Back in August, the Obama administration announced strict new fuel economy standards for cars and light trucks. By 2025, passenger vehicles sold in the United States are supposed to get, on average, 54.5 miles per gallon. So how does these rules stack up internationally?
As always, there’s a chart. The International Council on Clean Transportation* has put together a handy graph comparing the new U.S. standards to those in other countries. On paper, at least the Obama administration’s new rules don’t look quite as ambitious. Japan and the European Union have higher targets in place. China, meanwhile, has also proposed stricter standards, although they haven’t been enacted yet:
What makes these comparisons tricky, however, is that the official targets don’t always do a good job telling us what sort of mileage cars are actually getting on the road. One large recent study, for instance, found that the average German passenger car is about 21 percent less fuel-efficient than the dealer’s brochure claims.
This is a problem in the United States, as well. All the new cars and light trucks sold in 2025 won’t actually average 54.5 miles per gallon. They’ll almost certainly get far less than that. That’s because the tests used to measure official fuel economy standards—which basically involve running cars on a giant treadmill—don’t always do a great job of replicating real-world conditions.
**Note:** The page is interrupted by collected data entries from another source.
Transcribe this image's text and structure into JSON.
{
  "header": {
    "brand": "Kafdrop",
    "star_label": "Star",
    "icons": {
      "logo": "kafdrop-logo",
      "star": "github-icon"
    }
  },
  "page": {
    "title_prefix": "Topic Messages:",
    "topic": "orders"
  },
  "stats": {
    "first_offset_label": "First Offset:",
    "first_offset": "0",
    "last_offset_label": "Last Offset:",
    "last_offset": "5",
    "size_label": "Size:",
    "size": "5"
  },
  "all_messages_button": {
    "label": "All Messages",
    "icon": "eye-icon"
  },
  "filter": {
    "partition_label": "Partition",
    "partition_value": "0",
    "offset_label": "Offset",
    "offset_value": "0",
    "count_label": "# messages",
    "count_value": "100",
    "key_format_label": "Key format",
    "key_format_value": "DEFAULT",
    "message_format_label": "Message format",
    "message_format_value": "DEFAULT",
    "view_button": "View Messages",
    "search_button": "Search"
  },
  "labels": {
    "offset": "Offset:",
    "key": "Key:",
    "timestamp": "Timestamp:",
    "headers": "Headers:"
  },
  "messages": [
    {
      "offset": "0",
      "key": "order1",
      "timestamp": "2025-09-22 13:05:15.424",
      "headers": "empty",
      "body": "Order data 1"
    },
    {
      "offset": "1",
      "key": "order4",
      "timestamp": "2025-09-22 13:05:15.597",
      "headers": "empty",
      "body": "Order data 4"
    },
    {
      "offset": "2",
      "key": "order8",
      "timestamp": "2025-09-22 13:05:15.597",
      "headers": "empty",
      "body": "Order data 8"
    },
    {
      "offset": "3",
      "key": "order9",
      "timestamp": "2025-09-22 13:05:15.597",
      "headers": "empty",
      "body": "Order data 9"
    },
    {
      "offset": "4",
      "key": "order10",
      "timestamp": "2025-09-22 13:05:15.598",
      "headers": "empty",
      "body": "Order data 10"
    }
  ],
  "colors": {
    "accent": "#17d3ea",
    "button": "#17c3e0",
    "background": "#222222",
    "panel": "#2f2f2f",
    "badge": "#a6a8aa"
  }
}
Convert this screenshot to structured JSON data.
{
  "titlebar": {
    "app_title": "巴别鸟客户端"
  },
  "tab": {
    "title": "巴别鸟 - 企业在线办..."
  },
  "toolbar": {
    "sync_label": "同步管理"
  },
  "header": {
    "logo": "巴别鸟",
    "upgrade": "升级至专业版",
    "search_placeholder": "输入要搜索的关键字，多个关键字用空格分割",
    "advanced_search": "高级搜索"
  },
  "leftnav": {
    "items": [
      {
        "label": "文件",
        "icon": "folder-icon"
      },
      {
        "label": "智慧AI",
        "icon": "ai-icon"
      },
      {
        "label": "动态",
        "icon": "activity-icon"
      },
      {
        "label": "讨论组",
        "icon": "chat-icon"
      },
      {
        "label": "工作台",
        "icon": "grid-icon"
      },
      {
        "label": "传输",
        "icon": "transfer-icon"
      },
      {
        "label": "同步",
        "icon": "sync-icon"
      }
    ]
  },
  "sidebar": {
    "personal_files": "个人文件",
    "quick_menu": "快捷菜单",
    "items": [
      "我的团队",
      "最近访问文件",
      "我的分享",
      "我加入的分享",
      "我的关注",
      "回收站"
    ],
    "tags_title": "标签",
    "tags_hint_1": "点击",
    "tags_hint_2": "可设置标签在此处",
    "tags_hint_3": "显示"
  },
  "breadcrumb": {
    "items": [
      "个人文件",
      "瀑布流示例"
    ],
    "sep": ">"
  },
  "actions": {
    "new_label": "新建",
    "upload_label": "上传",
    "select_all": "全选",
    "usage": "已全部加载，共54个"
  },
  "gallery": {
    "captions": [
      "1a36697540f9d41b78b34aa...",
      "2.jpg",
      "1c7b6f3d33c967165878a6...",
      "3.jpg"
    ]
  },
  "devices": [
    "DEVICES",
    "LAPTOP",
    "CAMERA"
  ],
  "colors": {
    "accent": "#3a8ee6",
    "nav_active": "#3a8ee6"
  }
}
The Union of Concerned Scientists has a more detailed brief (pdf) on this, noting that the actual fuel economy for new U.S. vehicles in 2025 will probably be around 35.4 miles per gallon.
So how will U.S. automakers meet these stricter standards, anyway? A recent report from the Energy Information Administration (EIA) predicted that car manufacturers will largely get there by ramping up the number of microhybrids, “which utilize start-stop technology to allow the battery to power accessories while the vehicle is stopped, enabling the engine to be automatically shut down.” Plug-in electric cars will also get more popular, but EIA doesn’t expect them to dominate. For the near term, microhybrids are the future.
The big, overarching rationale for the fuel-economy standards is that they’ll reduce U.S. oil consumption and curb greenhouse gases. The EIA expects that the new fuel economy standards will save the United States 2.2 million barrels of oil per day by 2035. Indeed, as Citigroup and other analysts have noted, it would be nearly impossible to reach Mitt Romney’s dream of North American energy independence by 2020 without these rules in place. (Romney, for his part, has criticized the stricter standards as “extreme.”)
Yet not everyone thinks that far-reaching government regulations are the best way to reach that goal. In Wednesday’s New York Times, Eduardo Porter argues that simply raising the gas tax would be a much more economically elegant way of reducing our oil consumption. Other analysts, including the Congressional Budget Office, have basically agreed with that assessment.
The usual counter to this argument is that it’s much more difficult, politically, to raise the gas tax than it is to ratchet up fuel-economy standards. So inefficient regulations win out. But Felix Salmon actually goes a step further and offers a defense of fuel-economy rules on the merits. For one, he notes, U.S. automakers will have to figure out improvements in fuel economy no matter what if they want to be competitive internationally, given that Europe and Japan are ratcheting up their standards. Second, he notes, “Fuel-efficiency standards are a way of preventing car companies from being forced to hedge their bets by working on gas guzzlers as well as efficient runabouts. As a result, those companies can take the money they’d otherwise spend on developing six-ton monsters, and invest it instead in the efficient cars of the future.” So, he argues, standards are a useful complement to the gas tax.